You’re an animal, Sibling Dex. You are not separate or other. You’re an animal. And animals have no purpose. Nothing has a purpose. The world simply is. If you want to do things that are meaningful to others, fine! Good! … You keep asking why your work is not enough, and I don’t know how to answer that, because it is enough to exist in the world and marvel at it. You don’t need to justify that, or earn it. You are allowed to just live. 

But just living isn’t enough for Dex. The world is post-scarcity, it is no longer a question of survival but about thriving, and they see their mortality approaching in the distance:

All I have is right now, and at some point, I’ll just end, and I can’t predict when that will be, and—and if I don’t use this time for something, if I don’t make the absolute most of it, then I’ll have wasted something precious.

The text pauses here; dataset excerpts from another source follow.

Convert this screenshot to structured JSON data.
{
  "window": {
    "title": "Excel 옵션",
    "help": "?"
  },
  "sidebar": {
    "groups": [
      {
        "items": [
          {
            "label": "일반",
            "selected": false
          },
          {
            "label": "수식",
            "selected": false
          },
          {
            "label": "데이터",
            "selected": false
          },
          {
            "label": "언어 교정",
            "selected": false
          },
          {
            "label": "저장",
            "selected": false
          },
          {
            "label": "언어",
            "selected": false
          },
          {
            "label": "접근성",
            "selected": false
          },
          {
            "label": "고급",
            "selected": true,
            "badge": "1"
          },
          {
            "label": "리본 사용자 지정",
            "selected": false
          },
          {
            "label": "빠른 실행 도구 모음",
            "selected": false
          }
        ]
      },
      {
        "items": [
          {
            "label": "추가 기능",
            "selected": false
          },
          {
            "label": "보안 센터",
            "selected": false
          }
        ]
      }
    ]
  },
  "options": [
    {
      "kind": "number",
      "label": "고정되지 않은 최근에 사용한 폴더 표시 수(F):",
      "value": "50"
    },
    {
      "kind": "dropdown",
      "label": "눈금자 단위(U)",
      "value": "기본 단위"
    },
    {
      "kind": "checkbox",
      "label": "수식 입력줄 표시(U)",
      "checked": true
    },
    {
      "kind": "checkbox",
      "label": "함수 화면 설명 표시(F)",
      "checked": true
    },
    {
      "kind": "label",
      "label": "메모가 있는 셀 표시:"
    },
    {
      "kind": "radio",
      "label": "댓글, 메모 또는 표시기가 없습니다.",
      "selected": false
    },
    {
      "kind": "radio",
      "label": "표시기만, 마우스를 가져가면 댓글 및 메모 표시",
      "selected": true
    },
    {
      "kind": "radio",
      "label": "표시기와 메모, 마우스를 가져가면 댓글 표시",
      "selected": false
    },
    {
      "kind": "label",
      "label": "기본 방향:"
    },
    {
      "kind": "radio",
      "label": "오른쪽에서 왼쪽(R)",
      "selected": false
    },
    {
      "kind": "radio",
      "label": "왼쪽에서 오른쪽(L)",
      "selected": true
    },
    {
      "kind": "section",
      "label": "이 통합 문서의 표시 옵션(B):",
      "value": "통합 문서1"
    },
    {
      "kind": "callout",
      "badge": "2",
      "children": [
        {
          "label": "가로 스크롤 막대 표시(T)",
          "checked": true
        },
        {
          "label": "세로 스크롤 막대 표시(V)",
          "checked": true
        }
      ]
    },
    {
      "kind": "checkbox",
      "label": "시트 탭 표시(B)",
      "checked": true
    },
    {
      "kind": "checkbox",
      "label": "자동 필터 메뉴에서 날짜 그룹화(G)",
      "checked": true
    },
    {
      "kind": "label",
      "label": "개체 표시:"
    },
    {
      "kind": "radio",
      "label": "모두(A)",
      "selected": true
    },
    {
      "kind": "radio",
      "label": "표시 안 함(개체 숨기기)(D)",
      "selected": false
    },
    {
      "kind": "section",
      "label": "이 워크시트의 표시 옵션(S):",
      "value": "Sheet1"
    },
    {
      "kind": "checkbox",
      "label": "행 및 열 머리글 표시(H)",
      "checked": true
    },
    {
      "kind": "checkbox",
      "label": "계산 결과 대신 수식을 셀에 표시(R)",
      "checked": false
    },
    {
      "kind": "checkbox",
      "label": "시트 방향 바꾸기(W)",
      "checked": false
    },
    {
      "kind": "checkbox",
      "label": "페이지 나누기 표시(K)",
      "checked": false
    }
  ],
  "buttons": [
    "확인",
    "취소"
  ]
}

I found myself wondering why such a detailed, fantastical world was created to explore the rather introspective and everyday question of one’s purpose in life. Is it to contrast mortality with immortality in terms of meaning in life (a theme in Circe)? No, the robots who first gained consciousness chose to be mortal, we learn, and so when their time comes, their parts are reassembled into new robots, the “wild-built”. The link between the world and the central conflict is finally revealed when Mosscap argues:

But when we woke up and said, We have realized our purpose, and we do not want it, you respected that. More than respected. You rebuilt everything to accommodate our absence. You were proud of us for transcending our purpose, and proud of yourselves for honoring our individuality. So, why, then, do you insist on having a purpose for yourself, one which you are desperate to find and miserable without

But it’s an unpersuasive argument, it comes unearned: we have no idea how humanity accommodated the robots’ demand for self-determination. Human history has zero examples of oppressed peoples being handed their autonomy because they peacefully demanded it. So our answer to this search for purpose, the unifying element between world and conflict, is this event we are supposed to be proud of that we never see in the pages.

Perhaps a longer fantasy epic, dealing with these world-shaking events and later linking them to Dex’s own individual search for meaning, would address this issue. But I think the flaw in the novella goes deeper. For all the pages are filled with cozy passages about cooking dinner and growing plants and watching stars, Dex’s world is very empty. They have no family that relies on them, no lovers, no friends (excepting Mosscap). They do not even seem to have a sense of duty and responsibility to the clients that come to Dex with their heavy hearts. The world is nearly perfect, extinct crickets aside, and so there is nothing Dex is building towards or trying to fix. (Maybe Dex should find meaning in reviving extinct crickets?)

Finding purpose in your life is not trivial, but it is these pursuits — loved ones, science, social welfare — that help me answer this question. Dex does not find an answer — it is enough just to exist, but it is rational to want more, and good to define your own purpose. And here the theme truly ties in with the setting: a sleepy, cozy village, filled with petty bourgeois farmers market stands, and a Proudhonist yearning for bucolic individualism. The resulting story is soporific. The hard problems will be solved (by who? how?), and what remains is just what you want and define for yourself.

Tl;dr: 30-something with professional ennui discovers the joys of hiking.